Tuerck, David G., The World and I


While it's true that New England's rich history and natural beauty draw thousands of visitors each year, it's also true that the six-state region has often weathered economic crags rivaling its rocky coasts. New England suffered one of its most severe recessions over the period 1989--1991. That it rebounded fully is evidence of the region's economic resiliency.

Why was New England hit so hard?

For the country as a whole, the recession ended in 1991. What followed was an economic boom fueled largely by the spread of personal computers and networks and by the expansion of the Internet. Initially, New England (Connecticut, Maine, Massachusetts, New Hampshire, Rhode Island, and Vermont) failed to benefit from this boom. At the start of the decade, New England's computer minititans--firms like Wang and Data General--were unable to make the transition to personal computers.

In addition, the end of the arms race meant that defense giants like Massachusetts-based missile producer Raytheon and aerospace leader General Electric were no longer receiving government contracts. Connecticut could no longer depend on Electric Boat in Groton and Colt in Hartford to spur economic growth through the production of submarines and guns.

The New England financial sector also suffered. The decline in employment in finance, insurance, and real estate was 2.0 percent for New England, compared to the national average of 0.3 percent. Forty- eight commercial banks in New England failed between 1989 and 1992, 23 of them in Connecticut.

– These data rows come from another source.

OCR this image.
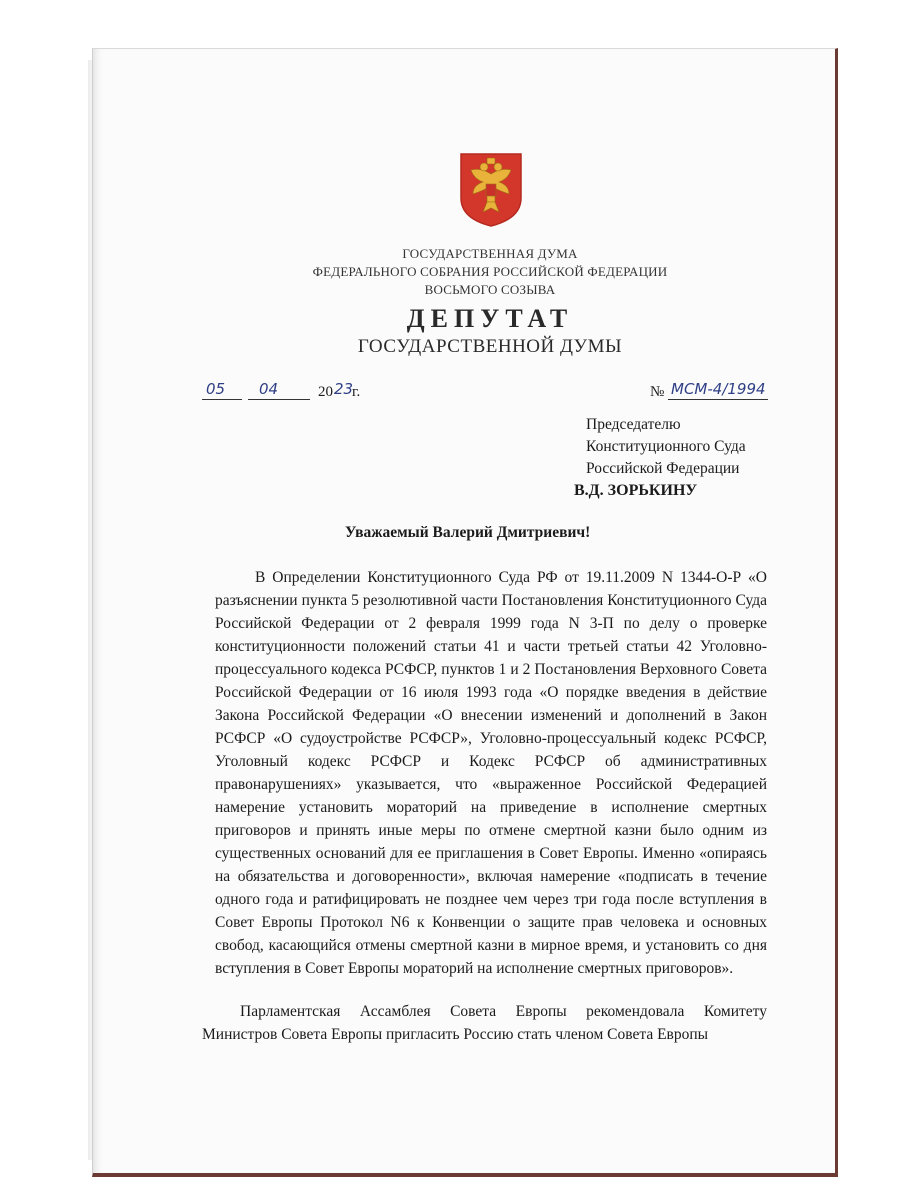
ГОСУДАРСТВЕННАЯ ДУМА
ФЕДЕРАЛЬНОГО СОБРАНИЯ РОССИЙСКОЙ ФЕДЕРАЦИИ
ВОСЬМОГО СОЗЫВА
ДЕПУТАТ
ГОСУДАРСТВЕННОЙ ДУМЫ
05 04	20 23
г.	№ МСМ-4/1994
Председателю
Конституционного Суда
Российской Федерации
В.Д. ЗОРЬКИНУ
Уважаемый Валерий Дмитриевич!

В Определении Конституционного Суда РФ от 19.11.2009 N 1344-О-Р «О разъяснении пункта 5 резолютивной части Постановления Конституционного Суда Российской Федерации от 2 февраля 1999 года N 3-П по делу о проверке конституционности положений статьи 41 и части третьей статьи 42 Уголовно-процессуального кодекса РСФСР, пунктов 1 и 2 Постановления Верховного Совета Российской Федерации от 16 июля 1993 года «О порядке введения в действие Закона Российской Федерации «О внесении изменений и дополнений в Закон РСФСР «О судоустройстве РСФСР», Уголовно-процессуальный кодекс РСФСР, Уголовный кодекс РСФСР и Кодекс РСФСР об административных правонарушениях» указывается, что «выраженное Российской Федерацией намерение установить мораторий на приведение в исполнение смертных приговоров и принять иные меры по отмене смертной казни было одним из существенных оснований для ее приглашения в Совет Европы. Именно «опираясь на обязательства и договоренности», включая намерение «подписать в течение одного года и ратифицировать не позднее чем через три года после вступления в Совет Европы Протокол N6 к Конвенции о защите прав человека и основных свобод, касающийся отмены смертной казни в мирное время, и установить со дня вступления в Совет Европы мораторий на исполнение смертных приговоров».

Парламентская Ассамблея Совета Европы рекомендовала Комитету Министров Совета Европы пригласить Россию стать членом Совета Европы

As a result, the recession's effects were deeper and lasted longer for New England (see fig. 1). The growth of gross state product (GSP) for the six states lagged behind the growth of U.S. gross domestic product (GDP) until 1995. Manufacturing was particularly slow to recover. From 1989 to 1992, New England manufacturing saw an average decline in employment of 4.2 percent, nearly three times the national decline of 1.7 percent.